I remember reading something somewhere - Aristotle or Socrates, I can’t remember which - about lives that are too busy are barren. I think it’s because you never truly stay in one place long enough to find what is truly important to you. I used to worry about that, about not being ‘busy’ enough. I thought that if I wasn’t doing "enough’, or "more’, that meant I was wasting my life. I realised a long time ago that a quiet life was just as valid a thing as any other, and I recently realised - when I encountered the idea of the barren busy life - that picking a few things that complete or augment you, that you love, that bring you peace, joy, or contentment, was more important.
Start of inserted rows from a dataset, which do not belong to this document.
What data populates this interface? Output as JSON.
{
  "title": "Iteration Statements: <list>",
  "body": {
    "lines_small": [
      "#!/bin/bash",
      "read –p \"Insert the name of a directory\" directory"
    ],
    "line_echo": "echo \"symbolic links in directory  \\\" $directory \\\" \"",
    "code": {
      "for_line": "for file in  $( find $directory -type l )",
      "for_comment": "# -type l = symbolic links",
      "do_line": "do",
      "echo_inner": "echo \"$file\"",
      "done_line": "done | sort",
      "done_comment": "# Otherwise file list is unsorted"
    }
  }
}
Being too busy is just noise - you won’t be able to hear the music.
And speaking of music, my complete and utter lack of jo-ha-kyu is like a melody with no rhythm; or, rather, an unchanging one. (Rather than moving in 4:4 time, move in 3:4 time; like a waltz, only with somewhat different emphasis - slow, quicker, quick-stop - slow, quicker, quick-stop - slow, quicker, quick-stop. All actions should begin slowly, speed up, then end swiftly.) I’d never thought about that until my sensei said something to me about my lack of rhythm in class today - he made that analogy, about a melody that doesn’t move; and much like not breaking my wrist, jo-ha-kyu came together better than it normally does.
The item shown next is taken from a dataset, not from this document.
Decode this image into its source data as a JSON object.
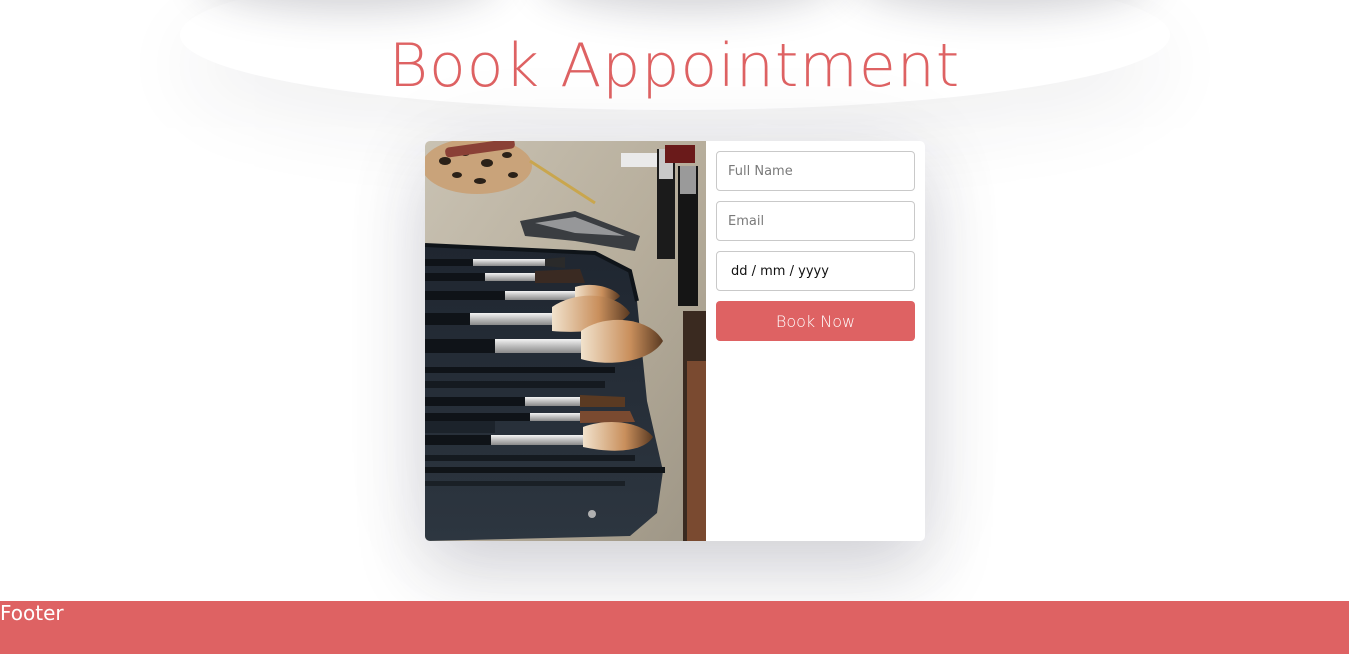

One of the things that my sensei has us do, is demonstrate for the class whatever it is he’s teaching us. We learn a waza, do it a few times together, then each of us in turn will demonstrate it for the rest. Most of the time we do this with the specific intent of having the rest of the class point out things that could be improved or things that were done particularly well. He’s teaching us to evaluate. This is as important to your own work as it is to the person you are critiquing. Today, though, he switched that habit up a little. He’d give us each a koryu waza to do, and along with that, we had to give two main points - things that are different from seitei, things that are significant to the waza, things that would be important to know were you teaching or explaining the waza to someone else. I used to loathe this sort of thing with a firey hot passion. I hate being the centre of attention in that way; hate being under scrutiny by so many eyes at once. I hate being stared at. It’s why I don’t sing in public. Today he explained why he has us do this, has us explain points and try to teach - part of it is because at some point in our lives - either at work, or volunteering, or something - someone’s going to need us to do something, ask us to do something, and we’ll be able to just do it. It’s to help strip away performance anxiety, to teach us to learn how to teach. Knowing something is one thing, but knowing how to explain it to someone else is a completely different matter.
In the dojo, at least, I’ve long since lost my distaste for demonstration. Maybe one day it’ll carry over into the rest of my life.